To shed light on the true alterations in serum biomarker levels during disease, including eye disease, the possible sources of serum detection errors must be minimized [33,34]. Previous studies have reported that various factors might result in detection errors, such as storage duration, storage temperature, and freeze-thaw cycles. The present study was designed to focus on the effect of repeated freeze-thaw on biomarkers in serum samples and to observe the trends in changes of levels of serum biomarkers during several freeze-thaw cycles, and included controlling the storage duration of adjacent freeze-thaw cycles to 24 hours, and the storage temperature to −80°C. Based on the results of this study, the pre-analytical phase was a major source of error, it might indicate the importance of biomarker selection for analysis in cryopreserved serum samples. For detection of micromolecule biomarkers, such as UA, the cryopreserved serum samples could be used in various studies and the effect of freeze-thaw might have less effect on the results. However, for the detection of protein biomarkers, such as C3c, cryopreserved serum samples that undergo different freeze-thaw cycles should be used and interpreted very carefully, or avoided, in clinical studies. For the measurement of enzyme biomarkers, such as ACE, fresh serum samples or cryopreserved samples with no or few freeze-thaw cycles should be used.

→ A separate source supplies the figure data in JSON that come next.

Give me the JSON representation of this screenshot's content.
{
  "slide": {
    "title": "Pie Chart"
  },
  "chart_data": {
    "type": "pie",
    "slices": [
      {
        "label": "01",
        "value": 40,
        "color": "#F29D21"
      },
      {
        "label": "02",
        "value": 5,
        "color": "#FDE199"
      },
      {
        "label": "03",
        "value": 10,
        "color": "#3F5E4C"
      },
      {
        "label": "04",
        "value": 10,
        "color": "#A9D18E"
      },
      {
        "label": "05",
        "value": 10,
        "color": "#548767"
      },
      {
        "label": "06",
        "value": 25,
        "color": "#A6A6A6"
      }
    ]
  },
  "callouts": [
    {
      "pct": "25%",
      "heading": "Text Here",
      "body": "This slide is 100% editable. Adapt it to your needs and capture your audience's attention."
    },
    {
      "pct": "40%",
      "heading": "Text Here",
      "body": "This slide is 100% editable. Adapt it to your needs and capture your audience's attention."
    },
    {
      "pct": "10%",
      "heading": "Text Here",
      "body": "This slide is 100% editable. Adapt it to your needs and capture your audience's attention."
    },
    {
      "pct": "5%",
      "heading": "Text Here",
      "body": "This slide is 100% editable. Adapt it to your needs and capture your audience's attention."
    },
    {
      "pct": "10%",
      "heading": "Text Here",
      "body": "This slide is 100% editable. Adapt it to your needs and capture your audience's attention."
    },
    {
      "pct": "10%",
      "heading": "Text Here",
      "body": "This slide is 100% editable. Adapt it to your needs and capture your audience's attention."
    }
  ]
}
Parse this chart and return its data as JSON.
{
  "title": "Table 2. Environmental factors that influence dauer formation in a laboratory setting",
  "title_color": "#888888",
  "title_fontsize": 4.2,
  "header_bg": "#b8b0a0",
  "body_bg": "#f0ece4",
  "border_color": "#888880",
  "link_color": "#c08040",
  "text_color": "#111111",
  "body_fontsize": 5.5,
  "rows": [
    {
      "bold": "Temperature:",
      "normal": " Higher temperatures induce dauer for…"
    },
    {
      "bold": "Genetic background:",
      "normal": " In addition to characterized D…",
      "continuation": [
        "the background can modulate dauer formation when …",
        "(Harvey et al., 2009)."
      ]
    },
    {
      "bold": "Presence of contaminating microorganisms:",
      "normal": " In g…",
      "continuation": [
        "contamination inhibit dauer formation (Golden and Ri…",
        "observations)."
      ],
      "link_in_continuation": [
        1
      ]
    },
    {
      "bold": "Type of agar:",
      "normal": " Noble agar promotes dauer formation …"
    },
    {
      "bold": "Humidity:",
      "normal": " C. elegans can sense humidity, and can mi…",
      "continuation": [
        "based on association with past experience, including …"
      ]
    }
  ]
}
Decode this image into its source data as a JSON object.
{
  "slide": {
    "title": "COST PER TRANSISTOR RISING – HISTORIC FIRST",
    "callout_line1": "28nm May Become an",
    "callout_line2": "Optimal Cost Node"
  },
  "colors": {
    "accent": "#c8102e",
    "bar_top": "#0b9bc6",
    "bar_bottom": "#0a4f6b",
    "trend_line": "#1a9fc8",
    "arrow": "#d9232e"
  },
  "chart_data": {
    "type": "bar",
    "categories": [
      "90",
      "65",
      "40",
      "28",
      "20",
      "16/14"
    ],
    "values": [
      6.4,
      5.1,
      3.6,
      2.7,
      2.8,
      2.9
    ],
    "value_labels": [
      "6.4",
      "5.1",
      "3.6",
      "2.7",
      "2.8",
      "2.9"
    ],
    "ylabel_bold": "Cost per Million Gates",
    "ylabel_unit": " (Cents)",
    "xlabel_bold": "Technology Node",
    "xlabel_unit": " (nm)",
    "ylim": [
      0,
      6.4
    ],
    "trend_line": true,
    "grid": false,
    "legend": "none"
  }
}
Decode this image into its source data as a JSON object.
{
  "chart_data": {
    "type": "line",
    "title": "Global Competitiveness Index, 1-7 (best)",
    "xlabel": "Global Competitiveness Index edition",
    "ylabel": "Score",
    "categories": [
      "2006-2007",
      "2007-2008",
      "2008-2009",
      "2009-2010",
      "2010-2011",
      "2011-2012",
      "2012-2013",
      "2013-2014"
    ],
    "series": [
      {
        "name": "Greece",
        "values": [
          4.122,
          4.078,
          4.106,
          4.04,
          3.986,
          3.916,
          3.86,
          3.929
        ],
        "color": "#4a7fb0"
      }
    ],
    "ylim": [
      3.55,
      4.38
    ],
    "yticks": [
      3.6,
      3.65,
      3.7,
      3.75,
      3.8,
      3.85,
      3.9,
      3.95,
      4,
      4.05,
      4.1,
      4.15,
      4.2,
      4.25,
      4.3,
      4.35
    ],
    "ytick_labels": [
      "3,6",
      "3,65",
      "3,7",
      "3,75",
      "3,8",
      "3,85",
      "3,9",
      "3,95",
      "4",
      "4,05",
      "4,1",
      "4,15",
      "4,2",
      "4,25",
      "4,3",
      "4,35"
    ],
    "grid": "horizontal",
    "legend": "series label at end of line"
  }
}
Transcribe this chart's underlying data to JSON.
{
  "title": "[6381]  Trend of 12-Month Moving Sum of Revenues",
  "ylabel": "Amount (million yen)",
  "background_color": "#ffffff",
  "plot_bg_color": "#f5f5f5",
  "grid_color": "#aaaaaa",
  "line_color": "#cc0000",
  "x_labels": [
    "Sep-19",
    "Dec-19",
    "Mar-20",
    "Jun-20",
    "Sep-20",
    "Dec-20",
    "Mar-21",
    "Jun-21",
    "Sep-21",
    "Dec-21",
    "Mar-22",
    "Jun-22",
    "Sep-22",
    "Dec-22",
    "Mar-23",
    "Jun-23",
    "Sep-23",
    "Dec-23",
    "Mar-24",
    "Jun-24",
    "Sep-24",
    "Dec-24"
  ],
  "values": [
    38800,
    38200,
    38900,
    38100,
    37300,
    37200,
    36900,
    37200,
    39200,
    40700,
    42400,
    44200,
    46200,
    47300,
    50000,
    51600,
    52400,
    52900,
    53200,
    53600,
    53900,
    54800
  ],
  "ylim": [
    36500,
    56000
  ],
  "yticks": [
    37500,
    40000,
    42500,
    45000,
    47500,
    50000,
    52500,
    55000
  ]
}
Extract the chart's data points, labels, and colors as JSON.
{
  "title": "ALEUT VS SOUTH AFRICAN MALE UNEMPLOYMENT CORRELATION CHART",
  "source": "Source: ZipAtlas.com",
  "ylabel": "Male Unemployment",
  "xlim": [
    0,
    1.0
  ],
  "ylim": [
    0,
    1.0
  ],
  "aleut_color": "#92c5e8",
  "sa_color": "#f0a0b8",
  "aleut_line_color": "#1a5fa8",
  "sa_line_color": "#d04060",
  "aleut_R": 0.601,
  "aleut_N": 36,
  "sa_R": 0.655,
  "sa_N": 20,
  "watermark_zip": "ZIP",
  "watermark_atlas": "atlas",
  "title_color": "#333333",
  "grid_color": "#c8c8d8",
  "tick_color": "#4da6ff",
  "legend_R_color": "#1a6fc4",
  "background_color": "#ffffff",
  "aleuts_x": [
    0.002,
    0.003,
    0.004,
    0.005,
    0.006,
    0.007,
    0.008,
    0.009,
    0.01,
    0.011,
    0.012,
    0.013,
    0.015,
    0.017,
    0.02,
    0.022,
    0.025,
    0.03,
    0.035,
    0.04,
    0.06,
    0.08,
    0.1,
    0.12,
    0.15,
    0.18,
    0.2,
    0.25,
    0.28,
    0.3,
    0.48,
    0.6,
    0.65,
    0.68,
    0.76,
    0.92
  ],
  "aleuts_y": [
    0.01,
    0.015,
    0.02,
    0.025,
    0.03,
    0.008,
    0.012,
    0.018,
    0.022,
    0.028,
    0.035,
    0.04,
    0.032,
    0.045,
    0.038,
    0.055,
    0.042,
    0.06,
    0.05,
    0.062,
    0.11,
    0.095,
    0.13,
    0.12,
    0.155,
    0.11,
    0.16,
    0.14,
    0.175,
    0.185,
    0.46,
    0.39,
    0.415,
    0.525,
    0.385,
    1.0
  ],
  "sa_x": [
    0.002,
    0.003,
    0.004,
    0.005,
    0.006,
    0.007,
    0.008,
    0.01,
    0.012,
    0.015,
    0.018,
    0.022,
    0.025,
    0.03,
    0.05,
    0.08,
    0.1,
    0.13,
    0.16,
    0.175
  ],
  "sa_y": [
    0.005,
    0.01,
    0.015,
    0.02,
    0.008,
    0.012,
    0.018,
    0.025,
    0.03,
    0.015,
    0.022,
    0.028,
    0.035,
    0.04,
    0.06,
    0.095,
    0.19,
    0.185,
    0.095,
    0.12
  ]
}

This study had several limitations. Other pre-analytical factors were not simultaneously evaluated in this study, which could have affected the quality of the samples and influenced the study findings. However in our previously unpublished studies, an evaluation of the effect of repeated freeze-thaw on serum samples stored in different temperatures, including −20°C, −35°C, and −80°C was undertaken. The findings of the present study indicated that for serum samples stored by freezing at different temperatures, the effect of repeated freeze-thaw on serum concentration of the same biomarker was different. In future studies, it might be possible to explore the effects of various pre-analytical factors and their interaction on the findings of biomarkers in stored serum samples. Also, in this clinical study, only three serum biomarkers were analyzed, mainly for reasons of cost. Future studies are recommended to include a greater range of serum biomarkers, classified into different types, to determine the effects of freeze-thaw and to optimize serum storage processes.

Conclusions

The effect of repeated freeze-thaw cycles on three serum biomarkers of eye disease, the protein, complement C3c (C3c), the micromolecule, uric acid (UA), and the enzyme, angiotensin-converting enzyme (ACE), was significant although repeated freeze-thaw is recognized to be inevitable for cryopreserved serum samples in biobanks. In this study, the effect of repeated freeze-thaw on three serum biomarkers was different, which supports the importance of complete information regarding cryopreserved serum samples before analysis, including the number of freeze-thaw cycles for biobank samples. Also, the findings of this study support the view that it is important to select appropriate cryopreserved samples from biobanks depending on the aim and design of the study.